By Corinne Nicolas, PhD, ACC

Late September is generally the point in the semester when my coaching clients want to talk about reclaiming their time. “There are just not enough hours in the day to make a dent in my to-do list, let alone make tangible progress on manuscripts and projects,” one of them recently confided. Among the culprits? Spending time on tasks and problems that could have been easily taken care of by someone else.

Looking back over the past few weeks, how much time have you spent doing just that? Answering grad students’ “urgent” questions about administrative lab matters, ordering your own equipment because your admin. may not know how to, helping a colleague whose mentor is a no-show…

Fundamentally, there is nothing wrong with supporting students and colleagues or helping the unit’s admin. when they ask for help that you can provide. That is, until doing so starts interfering with your ability to do work that advances your career goals.

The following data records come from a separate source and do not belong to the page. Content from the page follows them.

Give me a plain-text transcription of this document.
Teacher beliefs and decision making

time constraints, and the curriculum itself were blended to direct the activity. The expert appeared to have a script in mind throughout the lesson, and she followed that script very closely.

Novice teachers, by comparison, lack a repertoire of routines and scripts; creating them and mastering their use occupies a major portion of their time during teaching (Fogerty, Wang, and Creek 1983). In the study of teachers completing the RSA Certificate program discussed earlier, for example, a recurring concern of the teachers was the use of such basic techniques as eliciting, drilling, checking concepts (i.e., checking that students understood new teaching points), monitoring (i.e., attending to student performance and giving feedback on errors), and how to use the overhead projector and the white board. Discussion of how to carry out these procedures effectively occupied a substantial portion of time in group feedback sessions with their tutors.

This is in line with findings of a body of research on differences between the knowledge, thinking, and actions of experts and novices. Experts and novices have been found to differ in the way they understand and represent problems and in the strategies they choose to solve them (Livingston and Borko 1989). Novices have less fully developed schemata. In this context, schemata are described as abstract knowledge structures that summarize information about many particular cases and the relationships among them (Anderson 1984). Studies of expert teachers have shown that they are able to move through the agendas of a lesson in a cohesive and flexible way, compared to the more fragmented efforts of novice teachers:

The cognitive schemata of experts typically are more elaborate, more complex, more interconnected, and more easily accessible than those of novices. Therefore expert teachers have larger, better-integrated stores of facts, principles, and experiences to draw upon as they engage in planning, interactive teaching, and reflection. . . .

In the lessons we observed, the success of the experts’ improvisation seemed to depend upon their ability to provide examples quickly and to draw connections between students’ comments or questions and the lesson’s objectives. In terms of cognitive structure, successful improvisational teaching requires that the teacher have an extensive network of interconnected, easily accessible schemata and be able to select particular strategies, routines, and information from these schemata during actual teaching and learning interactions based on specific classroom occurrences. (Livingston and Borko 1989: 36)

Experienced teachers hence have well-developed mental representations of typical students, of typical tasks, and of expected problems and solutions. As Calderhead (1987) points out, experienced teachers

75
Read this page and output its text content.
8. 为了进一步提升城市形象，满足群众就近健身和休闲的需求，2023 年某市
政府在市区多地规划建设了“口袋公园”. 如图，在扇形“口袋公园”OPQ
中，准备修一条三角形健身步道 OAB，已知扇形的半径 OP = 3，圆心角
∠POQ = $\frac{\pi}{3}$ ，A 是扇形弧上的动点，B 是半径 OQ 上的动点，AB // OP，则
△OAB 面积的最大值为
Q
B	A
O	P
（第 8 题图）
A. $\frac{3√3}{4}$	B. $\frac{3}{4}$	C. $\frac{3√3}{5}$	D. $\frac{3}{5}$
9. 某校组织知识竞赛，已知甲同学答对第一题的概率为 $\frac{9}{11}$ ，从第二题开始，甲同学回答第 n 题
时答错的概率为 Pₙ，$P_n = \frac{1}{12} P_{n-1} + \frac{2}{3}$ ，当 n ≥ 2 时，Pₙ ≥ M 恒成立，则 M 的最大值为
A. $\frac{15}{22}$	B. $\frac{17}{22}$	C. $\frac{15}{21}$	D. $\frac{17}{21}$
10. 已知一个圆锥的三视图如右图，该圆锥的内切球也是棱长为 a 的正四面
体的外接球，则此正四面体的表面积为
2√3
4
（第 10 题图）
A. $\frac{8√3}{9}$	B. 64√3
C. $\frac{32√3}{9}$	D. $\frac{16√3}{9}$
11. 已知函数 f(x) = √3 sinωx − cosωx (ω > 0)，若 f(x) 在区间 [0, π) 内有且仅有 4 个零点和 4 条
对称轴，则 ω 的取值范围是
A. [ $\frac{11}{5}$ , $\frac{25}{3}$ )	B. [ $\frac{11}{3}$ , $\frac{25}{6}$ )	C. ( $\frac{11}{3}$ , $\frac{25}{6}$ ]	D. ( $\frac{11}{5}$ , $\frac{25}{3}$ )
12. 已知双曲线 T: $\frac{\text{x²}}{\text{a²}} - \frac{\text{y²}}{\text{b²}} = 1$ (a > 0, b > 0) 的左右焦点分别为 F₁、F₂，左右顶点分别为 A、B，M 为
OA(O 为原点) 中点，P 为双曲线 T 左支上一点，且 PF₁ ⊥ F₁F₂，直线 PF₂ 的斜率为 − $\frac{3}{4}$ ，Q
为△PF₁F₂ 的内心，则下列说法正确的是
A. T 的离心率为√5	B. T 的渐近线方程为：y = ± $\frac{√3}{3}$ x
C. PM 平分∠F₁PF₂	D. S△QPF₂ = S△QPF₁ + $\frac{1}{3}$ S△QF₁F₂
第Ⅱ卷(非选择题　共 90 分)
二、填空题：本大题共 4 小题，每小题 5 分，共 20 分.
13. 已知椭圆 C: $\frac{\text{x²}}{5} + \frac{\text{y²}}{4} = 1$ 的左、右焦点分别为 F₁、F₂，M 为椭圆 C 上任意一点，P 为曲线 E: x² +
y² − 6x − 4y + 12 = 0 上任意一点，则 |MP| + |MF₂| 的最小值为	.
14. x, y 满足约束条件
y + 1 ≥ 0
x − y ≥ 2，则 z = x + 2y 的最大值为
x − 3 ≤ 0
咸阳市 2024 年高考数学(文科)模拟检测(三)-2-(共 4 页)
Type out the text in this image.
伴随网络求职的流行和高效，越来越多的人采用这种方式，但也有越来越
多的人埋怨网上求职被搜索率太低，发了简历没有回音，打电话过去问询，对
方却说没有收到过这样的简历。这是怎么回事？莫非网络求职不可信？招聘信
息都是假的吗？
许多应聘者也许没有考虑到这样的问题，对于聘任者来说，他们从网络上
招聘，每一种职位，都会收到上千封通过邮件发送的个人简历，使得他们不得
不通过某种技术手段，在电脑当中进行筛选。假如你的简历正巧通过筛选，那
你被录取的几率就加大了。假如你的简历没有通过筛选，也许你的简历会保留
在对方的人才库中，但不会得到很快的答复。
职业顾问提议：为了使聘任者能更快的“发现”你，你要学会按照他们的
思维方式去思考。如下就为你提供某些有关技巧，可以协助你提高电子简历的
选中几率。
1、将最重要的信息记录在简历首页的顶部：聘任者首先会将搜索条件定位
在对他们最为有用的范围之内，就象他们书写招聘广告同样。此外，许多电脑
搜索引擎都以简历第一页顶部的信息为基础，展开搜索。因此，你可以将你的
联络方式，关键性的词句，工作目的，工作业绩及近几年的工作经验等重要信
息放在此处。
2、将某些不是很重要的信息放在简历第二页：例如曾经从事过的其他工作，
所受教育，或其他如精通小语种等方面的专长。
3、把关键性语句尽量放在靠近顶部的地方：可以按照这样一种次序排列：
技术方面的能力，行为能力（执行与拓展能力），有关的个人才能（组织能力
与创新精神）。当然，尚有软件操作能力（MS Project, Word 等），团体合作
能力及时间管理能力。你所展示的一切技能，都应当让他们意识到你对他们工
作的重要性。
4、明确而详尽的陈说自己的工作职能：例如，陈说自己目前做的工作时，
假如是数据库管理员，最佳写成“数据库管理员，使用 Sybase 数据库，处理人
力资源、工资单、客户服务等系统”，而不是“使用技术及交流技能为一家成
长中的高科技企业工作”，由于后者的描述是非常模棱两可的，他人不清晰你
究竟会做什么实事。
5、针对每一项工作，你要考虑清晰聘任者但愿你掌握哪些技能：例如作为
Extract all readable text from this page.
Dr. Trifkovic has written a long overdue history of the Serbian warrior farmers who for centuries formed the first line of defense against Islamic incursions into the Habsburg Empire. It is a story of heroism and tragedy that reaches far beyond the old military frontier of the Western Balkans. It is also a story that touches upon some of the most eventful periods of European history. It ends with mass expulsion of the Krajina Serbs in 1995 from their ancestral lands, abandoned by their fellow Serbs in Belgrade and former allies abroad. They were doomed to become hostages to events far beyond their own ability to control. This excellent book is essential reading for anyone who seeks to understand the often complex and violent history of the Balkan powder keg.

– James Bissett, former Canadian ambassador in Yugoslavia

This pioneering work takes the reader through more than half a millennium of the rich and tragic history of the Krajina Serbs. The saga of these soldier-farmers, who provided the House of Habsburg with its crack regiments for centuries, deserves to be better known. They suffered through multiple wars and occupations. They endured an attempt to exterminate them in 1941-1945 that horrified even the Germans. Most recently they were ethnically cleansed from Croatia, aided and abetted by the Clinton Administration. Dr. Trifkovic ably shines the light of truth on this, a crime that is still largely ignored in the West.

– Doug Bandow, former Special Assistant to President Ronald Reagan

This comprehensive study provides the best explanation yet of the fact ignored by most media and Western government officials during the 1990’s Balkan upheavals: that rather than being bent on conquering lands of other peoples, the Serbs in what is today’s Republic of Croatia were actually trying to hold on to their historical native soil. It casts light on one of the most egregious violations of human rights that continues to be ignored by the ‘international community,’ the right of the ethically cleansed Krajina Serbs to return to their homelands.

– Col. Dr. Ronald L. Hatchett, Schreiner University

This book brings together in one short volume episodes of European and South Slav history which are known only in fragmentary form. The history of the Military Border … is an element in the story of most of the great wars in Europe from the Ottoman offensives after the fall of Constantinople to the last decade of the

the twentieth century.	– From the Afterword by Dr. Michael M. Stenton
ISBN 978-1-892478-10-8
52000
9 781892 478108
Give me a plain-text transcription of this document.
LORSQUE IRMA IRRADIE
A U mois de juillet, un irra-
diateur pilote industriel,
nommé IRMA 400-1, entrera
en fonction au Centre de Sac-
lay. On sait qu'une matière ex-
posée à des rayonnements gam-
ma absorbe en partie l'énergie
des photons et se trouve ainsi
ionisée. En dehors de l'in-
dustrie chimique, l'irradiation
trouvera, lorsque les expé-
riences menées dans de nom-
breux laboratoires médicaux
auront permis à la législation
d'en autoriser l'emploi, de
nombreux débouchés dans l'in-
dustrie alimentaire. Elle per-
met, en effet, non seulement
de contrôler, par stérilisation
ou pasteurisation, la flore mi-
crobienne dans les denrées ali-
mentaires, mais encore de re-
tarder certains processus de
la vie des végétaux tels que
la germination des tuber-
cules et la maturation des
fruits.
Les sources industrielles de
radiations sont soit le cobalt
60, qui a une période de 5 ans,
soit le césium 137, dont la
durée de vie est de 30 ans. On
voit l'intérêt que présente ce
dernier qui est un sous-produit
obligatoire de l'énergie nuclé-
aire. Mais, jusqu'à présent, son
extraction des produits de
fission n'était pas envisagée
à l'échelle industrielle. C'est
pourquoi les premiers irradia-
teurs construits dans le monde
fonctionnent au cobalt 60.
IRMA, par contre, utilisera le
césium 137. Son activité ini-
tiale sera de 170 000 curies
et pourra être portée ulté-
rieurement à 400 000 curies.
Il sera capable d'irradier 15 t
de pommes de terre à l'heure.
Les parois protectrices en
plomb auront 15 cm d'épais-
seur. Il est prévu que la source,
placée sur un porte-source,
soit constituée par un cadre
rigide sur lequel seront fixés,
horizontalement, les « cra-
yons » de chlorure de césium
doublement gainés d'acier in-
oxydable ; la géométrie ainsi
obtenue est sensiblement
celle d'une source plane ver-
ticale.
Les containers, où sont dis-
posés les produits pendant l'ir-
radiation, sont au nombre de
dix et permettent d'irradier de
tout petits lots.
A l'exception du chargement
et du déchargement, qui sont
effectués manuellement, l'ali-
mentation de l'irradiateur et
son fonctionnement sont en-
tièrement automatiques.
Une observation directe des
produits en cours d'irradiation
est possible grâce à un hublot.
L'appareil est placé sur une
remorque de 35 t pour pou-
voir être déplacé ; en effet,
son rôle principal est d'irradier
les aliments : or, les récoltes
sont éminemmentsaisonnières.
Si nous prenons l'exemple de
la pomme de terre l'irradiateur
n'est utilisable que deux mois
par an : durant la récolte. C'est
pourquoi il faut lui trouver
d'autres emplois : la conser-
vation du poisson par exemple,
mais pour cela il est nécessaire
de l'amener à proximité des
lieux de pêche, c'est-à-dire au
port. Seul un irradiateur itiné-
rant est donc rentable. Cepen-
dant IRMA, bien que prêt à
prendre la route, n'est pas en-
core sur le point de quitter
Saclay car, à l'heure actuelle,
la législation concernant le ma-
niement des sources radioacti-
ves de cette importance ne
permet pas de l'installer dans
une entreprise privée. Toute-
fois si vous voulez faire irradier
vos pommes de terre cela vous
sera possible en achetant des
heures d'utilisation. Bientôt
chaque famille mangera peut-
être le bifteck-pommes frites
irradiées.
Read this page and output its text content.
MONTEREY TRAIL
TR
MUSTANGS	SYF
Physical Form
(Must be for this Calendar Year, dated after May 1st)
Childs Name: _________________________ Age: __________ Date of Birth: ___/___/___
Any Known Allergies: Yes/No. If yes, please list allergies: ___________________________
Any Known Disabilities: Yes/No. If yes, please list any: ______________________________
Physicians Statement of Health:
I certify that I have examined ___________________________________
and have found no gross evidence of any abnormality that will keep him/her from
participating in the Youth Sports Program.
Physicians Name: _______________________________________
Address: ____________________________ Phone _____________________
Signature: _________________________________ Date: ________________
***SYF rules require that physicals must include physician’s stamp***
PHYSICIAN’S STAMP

If you too feel like the urgent needs of some and the perceived inabilities or unwillingness of others have hacked your schedule, the time has come to take it back! Here are 4 questions to get you on the way:

Question 1: What problems am I solving for others that someone without my expertise could solve?

Thinking about the last 2 weeks, make a list, preferably not just in your head, so you can take stock of the issue. Include interruptions by students or colleagues who need help, small “should-be-quick” service tasks you volunteered for,…  Look for patterns in the problems and tasks you take on, and whom you do it for.

Question 2: Why am I doing it?

Like it or not, taking over equipment ordering from your unit’s admin., or interrupting your work to answer questions covered in an easy-to-access lab manual is a choice. Get clear about the reasons behind your choices, and verify them.

Are you really taking on extra service work you have no time for because “no-one else will”? Or is yoru willingness to step in feeding a personal self-worth narrative? What do you get from being “available” and “saving” students from making a mistake on a purchase order?

Ask yourself: What beliefs drive my choice to spend time on tasks that serve others’ needs to the detriment of my own goals?  Are these beliefs true or false?

Question 3: What is it costing me?

On the surface, the cost of doing work that does not belong to you is time. And it is a cost that can be shrugged off. “What can I do? There are only so many hours in the day!”

But blaming time alone hides other serious costs: reduced energy, lower productivity, stress and, not to be ignored, the toll it takes on how we engage with loved ones.

Step 4: What is one change I can make?

Get back your time for work that matters to you and the advancement of your goals now. Commit to one choice you can make this week to stop doing work that does not belong to you. Perhaps it is as simple as putting a “Do not disturb/ I am writing” sign on your office door. Or perhaps it is creating a lab FAQS sheet so that you are no longer students any-time-of-the-day, go-to person.

Whatever it is, be clear about what will be different for you once you make that choice. Then commit to it and get to work – work that matters to you!